1. What do you do at PBS Interactive?
As Product Deployment Manager, I focus on developing ways to smooth the onboarding and learning process for stations that are interested or already using our products (primarily Bento). This includes improving the ticketing system so that we can address bugs more efficiently and refining the virtual training modules. I will also focus my efforts on developing dashboards so that we can clearly see the landscape of stations and our products.

2. How did you get involved with Public Media?
I got hired at PBS. But really; I’ve been a fan of both PBS and NPR FOREVER!!!! I’ve always wondered what it’d be like to work at either institution. Now, I’m here.

3. How will the interactive landscape change over the next few years?
I think that the direction of the digital landscape is beholden to the viewer’s desire to have their media when they want it, and however they choose to consume it. For example, I don’t subscribe to cable. Maybe that’s an odd thing to say, considering that I work for a broadcast organization. However, I opted for an inexpensive HD Antenna instead. I now get channels that I didn’t know existed when I had cable! I had too many options before. I get what I want and need. One might ask, “What about DVR-ing your shows for later view?” I don’t need to. I can log onto my laptop or turn on my phone, anything that I missed is there when I want it. In fact, I don’t have to be chained to my couch and a specific schedule in order to watch “TV”. Viewers can control their entertainment options like never before. I think that if viewers continue to ‘cut the cord’, the market will respond in amazing ways. OTT providers and internet enabled TV manufactures will invent innovative products in order to capture market share. Cable providers may respond with exclusive packages. App developers will continue to reinvent. Providers like Aero will help drive costs down for consumers. Finally, broadcasters will respond in innovative ways in order to capture audiences.

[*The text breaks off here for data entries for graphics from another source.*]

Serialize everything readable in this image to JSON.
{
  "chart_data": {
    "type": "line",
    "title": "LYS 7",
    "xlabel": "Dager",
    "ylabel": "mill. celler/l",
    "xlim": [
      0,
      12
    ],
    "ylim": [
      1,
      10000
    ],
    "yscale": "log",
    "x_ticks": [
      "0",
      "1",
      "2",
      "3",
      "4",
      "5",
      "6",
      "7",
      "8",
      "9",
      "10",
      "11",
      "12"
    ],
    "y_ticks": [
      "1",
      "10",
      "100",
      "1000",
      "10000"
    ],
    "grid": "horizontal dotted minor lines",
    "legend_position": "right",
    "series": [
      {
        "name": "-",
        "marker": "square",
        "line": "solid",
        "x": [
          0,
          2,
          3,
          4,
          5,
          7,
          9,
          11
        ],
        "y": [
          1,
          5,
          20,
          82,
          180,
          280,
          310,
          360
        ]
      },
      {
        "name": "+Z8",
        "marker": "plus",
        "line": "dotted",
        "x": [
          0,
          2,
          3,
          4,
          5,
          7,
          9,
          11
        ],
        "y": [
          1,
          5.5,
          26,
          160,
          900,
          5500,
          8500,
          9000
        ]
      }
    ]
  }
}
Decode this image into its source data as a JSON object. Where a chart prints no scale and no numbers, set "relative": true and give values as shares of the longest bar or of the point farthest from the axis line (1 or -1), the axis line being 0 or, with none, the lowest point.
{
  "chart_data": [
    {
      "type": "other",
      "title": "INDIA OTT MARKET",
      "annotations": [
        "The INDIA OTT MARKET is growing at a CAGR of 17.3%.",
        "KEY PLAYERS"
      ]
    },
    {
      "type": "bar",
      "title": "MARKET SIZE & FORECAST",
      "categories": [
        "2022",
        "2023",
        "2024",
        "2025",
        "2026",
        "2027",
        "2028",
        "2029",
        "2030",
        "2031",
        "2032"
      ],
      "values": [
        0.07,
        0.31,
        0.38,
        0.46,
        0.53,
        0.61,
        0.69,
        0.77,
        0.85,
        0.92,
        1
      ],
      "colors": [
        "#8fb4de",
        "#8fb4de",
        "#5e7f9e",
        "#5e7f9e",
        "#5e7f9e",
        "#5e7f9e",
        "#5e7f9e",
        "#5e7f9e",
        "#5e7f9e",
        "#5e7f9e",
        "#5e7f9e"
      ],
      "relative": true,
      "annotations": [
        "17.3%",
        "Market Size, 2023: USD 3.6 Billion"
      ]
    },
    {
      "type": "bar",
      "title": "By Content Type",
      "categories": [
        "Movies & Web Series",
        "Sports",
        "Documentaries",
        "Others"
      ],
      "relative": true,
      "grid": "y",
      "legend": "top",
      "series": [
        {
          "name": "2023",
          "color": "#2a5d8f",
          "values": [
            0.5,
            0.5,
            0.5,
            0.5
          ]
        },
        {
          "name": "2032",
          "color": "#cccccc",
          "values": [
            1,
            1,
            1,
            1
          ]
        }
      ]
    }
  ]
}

4. If the Internet didn't exist, what job would you have?
In a previous life, I was a fitness and martial arts instructor. I taught both kids and adults and enjoyed it very much.

5. What is your favorite gadget and why?

My iPhone. Or rather, any smartphone. It is my access to the world. I can get directions to Mt. Rushmore, find out when I can start feeding my son solid foods, watch TV, listen to the news, track my workout, use it as a TV remote (if I had cable), and…I can call people.

6. If you could have dinner with any three people from history, who would they be and why?
Steve Jobs: One of the greatest minds in technology. I’d want hear first-hand his creative process, from idea to execution.
Bruce Lee: What martial arts enthusiast wouldn’t want to have a sit down with Bruce Lee, love him or hate him. I wonder if we can train first, then have dinner later ;)
My grandfather on my father’s side: He passed before I was born. He is survived by my grandmother. I’ve only seen two pictures of him, one with my grandmother, and one with all of my aunts and uncles (12 total). I think my father was 17 years old in that picture. Both pictures are in front of their stick house in the Dominican Republic.